Pour soutenir leurs dires, certains militants suggèrent que les nez des statues de l’époque auraient été volontairement brisés pour cacher leur apparence africaine.
« On n’affirme pas, on se pose des questions, dit Émilien Missuma. Comme par hasard, toutes les statues endommagées ont tout le temps un nez cassé. Il y a de quoi se poser des questions. Pourquoi, ce ne sont pas les oreilles, pourquoi ce n’est pas la mandibule, pourquoi ce n’est pas le menton? Pourquoi c’est tout le temps le nez? »
Comme bien des égyptologues, l'expert montréalais Jean Revez croit que ces théories ne tiennent pas la route. « Je ne pense pas qu’on puisse généraliser à partir de quelques cas de nez cassés », dit cet expert de l’Égypte pharaonique et professeur à l’Université du Québec à Montréal (UQAM). « C’est effectivement une partie assez exposée et proéminente d’une statue et qui donc, lors d’un choc, est amenée probablement à se briser plus facilement. »
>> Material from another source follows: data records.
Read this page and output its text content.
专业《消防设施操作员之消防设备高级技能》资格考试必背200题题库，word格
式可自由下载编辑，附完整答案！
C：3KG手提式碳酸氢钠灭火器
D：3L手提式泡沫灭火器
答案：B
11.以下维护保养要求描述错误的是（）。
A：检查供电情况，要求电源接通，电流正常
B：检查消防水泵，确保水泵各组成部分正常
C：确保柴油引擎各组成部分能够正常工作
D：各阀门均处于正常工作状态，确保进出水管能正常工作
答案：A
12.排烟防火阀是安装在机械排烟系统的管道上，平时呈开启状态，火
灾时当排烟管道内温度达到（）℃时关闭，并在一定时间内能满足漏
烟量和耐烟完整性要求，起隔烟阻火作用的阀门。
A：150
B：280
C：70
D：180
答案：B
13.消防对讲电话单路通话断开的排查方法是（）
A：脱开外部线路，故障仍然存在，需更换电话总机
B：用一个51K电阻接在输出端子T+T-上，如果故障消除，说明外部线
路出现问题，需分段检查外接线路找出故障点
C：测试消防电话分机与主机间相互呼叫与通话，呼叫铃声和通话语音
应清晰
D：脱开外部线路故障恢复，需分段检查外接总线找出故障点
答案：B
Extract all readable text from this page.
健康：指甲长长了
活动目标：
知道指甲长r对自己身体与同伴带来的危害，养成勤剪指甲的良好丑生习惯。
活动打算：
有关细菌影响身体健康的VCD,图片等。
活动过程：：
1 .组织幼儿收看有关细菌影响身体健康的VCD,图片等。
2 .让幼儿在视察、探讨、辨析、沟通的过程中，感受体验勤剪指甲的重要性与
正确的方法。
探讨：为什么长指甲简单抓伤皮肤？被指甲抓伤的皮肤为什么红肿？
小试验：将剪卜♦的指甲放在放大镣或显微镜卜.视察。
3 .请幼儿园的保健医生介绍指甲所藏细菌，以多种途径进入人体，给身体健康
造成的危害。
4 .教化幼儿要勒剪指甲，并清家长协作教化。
Parmi les autres arguments des militants qui critiquent cette exposition, certains avancent que le nom ancien de l’Égypte, soit « Kemet », signifierait « noir », ce qui selon certains experts caractériserait plutôt la couleur de la terre du pays que de ses habitants. D’autres soulignent que des peintures antiques représentent les hommes égyptiens avec une peau foncée. Là encore, les égyptologues expliquent que ces couleurs ne seraient que symboliques.
Malgré tout, les militants comme Émilien Missuma demeurent sceptiques. « Nous, on respecte la science, maintient-il. Si la science vient démontrer que les pharaons sont Blancs, on va l’accepter bien sûr. Mais ce n’est pas ce que la science démontre. »
En fait, la science autour de l’origine des pharaons est complexe et elle continue d’évoluer.
De quelle couleur était la peau des pharaons?
Jusqu’au milieu du 20e siècle, la théorie acceptée par les égyptologues était que les Égyptiens de l’Antiquité avaient la peau blanche. Puis dans les années 1950, l’intellectuel sénégalais Cheikh Anta Diop jette un pavé dans la mare en publiant le livre Nations nègres et culture, dans lequel il affirme que les Égyptiens de l’Antiquité étaient Noirs. Pour appuyer ses dires, il cite des similitudes entre la civilisation égyptienne de l’Antiquité et d’autres civilisations du continent africain.
Aujourd’hui, selon les experts, la vérité se trouverait entre les deux, selon l’égyptologue Jean Revez.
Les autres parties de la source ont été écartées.